Last year, she dished out for a luxurious $450,000 five-bed house in Taunton, Massachusetts.
A prominent BLM activist who regularly made public speeches on the group’s behalf, Cannon-Grant founded the charity Violence for Boston in 2017, but like many small, African-American based orgnizations, funding and attention rose significantly after the controversial killing of George Floyd in 2020.
The allegations made against Cannon-Grant and her husband include the pair using a $6000 donation to their cause from Suffolk District Attorney’s office in 2019 which was supposed to help fund a camp for youths at risk of falling into a criminal lifestyle;
“to give these young men exposure to communities outside of the violence riddled neighborhoods that they navigate daily’ and give them exposure to activities focused on community-building and coping techniques”, said the proposal for the grant.
Instead, prosecutors say Cannon-Grant and her husband treated themselves to numerous meals at Bubba Gump Shrimp Co, visits to a nail salon, car rentals, grocery shopping, dinners at Shake Shack and a further $1,200 on a 3-day vacation to Maryland.
In addition to this, it is claimed the couple attempted to collect $100,000 in Pandemic Unemployment Assistance benefits despite having undeclares sources of income. For this, she was charged with illegally obtaining around $67,950 in unemployment benefits.
“Unemployment caught my ass. Asked me to provide documents by June unless I’ll have to pay it all back,” she texted her husband in March 2021 upon realizing she had been caught out.
The couple also allegedly lied to a mortgage lending agent by claiming that Violence for Boston’s assets were their own, and in 2017, snatched $3000 out of a $10,000 fund for poor kids, instead using it to pay their rental costs.
Cannon-Grant, who was ironically once named Bostonian of the Year by the Boston Globe newspaper, and her husband were arrested at her luxurious home last week.
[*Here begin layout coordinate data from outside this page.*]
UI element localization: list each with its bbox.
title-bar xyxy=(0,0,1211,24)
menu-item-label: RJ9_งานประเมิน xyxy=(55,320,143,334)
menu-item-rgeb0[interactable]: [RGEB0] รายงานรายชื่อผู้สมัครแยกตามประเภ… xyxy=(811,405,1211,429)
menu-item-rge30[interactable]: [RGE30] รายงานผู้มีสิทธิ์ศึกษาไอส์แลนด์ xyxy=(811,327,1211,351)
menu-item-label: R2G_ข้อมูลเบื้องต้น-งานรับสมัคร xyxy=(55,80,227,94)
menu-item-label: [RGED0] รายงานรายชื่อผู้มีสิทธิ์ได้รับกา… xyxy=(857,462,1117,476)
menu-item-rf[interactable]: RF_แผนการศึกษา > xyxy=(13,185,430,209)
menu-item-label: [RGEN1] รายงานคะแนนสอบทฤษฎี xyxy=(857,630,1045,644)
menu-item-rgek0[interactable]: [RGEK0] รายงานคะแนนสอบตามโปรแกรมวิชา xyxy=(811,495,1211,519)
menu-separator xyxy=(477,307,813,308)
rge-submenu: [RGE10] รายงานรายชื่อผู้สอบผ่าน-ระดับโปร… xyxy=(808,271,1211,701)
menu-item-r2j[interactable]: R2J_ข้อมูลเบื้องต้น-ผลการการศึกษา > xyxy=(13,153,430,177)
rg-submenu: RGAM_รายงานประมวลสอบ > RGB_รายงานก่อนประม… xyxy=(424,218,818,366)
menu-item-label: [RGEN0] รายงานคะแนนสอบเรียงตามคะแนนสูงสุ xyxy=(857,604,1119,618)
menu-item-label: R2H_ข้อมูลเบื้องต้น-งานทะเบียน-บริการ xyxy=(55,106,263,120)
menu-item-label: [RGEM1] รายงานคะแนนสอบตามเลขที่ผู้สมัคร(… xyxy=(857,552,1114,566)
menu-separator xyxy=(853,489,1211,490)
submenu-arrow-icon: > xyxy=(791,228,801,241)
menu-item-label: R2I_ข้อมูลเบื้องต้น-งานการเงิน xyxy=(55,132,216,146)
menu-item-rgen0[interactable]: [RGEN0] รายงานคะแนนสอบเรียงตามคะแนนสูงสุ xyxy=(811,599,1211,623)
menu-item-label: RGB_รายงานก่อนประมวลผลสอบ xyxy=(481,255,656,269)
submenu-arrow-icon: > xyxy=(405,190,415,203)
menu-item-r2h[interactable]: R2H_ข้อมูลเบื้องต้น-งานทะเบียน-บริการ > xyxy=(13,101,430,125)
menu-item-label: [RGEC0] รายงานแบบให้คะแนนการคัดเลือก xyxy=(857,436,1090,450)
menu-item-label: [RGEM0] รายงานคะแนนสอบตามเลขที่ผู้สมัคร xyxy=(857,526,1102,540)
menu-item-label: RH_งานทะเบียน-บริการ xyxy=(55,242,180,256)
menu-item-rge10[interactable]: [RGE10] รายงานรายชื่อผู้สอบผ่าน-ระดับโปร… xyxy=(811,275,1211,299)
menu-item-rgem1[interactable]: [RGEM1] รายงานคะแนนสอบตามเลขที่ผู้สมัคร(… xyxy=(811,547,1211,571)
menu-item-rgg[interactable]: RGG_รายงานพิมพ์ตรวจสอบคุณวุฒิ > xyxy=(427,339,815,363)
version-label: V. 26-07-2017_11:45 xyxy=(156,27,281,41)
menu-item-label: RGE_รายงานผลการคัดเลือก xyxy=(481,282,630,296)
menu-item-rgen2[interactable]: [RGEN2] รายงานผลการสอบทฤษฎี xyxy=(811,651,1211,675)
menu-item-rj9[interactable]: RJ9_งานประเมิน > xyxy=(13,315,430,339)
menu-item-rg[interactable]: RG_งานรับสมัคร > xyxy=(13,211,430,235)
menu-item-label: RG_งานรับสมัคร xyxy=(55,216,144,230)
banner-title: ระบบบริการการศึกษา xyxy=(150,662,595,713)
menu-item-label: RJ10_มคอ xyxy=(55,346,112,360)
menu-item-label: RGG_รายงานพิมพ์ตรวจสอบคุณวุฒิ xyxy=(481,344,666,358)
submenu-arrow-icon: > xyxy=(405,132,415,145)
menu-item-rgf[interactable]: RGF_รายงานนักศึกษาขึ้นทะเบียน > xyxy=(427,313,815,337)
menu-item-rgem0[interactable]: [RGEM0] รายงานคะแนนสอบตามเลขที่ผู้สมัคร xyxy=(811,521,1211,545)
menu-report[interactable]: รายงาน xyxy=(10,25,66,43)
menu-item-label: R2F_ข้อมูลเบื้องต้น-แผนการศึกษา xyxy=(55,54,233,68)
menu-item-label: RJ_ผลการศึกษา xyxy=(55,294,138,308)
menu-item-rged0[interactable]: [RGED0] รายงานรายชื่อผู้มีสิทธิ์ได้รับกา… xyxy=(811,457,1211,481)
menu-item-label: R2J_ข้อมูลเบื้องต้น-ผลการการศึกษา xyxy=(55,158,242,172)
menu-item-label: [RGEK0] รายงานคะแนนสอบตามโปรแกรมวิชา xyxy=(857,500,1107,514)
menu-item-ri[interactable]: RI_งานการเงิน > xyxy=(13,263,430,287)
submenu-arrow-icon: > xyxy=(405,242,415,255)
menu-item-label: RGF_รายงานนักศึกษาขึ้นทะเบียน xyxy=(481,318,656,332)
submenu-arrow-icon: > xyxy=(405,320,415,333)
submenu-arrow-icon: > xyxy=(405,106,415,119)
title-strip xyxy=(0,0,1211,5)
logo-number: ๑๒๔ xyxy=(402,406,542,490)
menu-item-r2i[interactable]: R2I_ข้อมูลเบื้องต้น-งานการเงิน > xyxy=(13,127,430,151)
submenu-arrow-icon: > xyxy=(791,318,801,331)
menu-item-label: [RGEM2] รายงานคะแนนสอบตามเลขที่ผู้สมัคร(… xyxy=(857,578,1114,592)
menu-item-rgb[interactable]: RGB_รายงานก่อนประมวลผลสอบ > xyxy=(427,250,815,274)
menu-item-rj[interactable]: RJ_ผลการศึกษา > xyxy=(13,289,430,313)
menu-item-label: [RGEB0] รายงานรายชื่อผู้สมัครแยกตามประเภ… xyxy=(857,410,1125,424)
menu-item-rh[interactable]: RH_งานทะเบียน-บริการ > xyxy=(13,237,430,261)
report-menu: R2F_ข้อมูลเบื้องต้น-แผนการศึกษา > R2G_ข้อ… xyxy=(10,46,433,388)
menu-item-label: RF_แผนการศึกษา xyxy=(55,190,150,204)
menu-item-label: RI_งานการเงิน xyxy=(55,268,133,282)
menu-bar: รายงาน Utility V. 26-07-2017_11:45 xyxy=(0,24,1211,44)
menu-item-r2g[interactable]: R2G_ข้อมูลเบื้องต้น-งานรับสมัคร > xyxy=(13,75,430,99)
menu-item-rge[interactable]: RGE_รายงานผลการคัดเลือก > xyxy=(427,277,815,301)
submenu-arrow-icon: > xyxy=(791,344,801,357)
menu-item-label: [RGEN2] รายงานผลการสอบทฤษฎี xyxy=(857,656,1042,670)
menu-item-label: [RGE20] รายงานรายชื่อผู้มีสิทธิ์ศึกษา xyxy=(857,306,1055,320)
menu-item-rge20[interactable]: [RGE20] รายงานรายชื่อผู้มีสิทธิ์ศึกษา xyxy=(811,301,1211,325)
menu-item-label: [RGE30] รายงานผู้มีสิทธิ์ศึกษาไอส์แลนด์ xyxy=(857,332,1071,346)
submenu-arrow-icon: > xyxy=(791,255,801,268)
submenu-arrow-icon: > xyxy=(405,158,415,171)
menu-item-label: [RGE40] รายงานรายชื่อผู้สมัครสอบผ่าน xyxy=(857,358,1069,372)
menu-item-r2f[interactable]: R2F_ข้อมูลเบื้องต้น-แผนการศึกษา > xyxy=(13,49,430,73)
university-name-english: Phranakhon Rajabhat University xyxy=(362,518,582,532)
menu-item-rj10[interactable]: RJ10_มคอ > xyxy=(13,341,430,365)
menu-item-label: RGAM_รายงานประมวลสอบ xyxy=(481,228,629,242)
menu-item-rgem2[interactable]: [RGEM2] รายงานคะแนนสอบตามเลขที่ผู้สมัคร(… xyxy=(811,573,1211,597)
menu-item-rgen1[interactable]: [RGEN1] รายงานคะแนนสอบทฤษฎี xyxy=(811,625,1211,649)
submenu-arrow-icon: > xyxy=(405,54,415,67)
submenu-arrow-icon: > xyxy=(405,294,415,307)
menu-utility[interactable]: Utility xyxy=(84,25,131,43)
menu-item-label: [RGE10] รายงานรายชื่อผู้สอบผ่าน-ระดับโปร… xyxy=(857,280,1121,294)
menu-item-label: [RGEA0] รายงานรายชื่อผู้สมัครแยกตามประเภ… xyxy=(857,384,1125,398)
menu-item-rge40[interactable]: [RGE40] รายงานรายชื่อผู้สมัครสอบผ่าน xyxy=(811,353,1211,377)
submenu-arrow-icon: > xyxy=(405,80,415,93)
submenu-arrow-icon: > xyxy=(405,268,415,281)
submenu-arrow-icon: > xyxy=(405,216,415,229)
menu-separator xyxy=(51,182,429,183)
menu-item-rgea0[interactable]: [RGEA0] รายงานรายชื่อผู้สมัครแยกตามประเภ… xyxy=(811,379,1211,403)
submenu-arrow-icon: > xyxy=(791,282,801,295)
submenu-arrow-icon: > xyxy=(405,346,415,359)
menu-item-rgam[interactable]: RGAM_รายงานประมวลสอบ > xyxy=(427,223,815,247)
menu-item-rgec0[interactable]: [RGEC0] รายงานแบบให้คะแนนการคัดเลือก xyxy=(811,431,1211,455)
The pair were in court on Monday to answer the allegations against them.
Judge Judith Dein ruled Cannon-Grant could continue to work for Violence for Boston but must not be involved in the charity’s finances. She was released on her own recognizance.
Speaking of the court’s decision, Cannon-Grant’s attorney, Robert Goldstein said:
“We are extremely disappointed the government rushed to judgment here,”
“VIB and Monica have been fully cooperating and their production of records remains ongoing. Drawing conclusions from an incomplete factual record does not represent the fair and fully informed process a citizen deserves from its government, especially someone like Monica who has worked tirelessly on behalf of her community. We remain fully confident Monica will be vindicated when a complete factual record emerges.”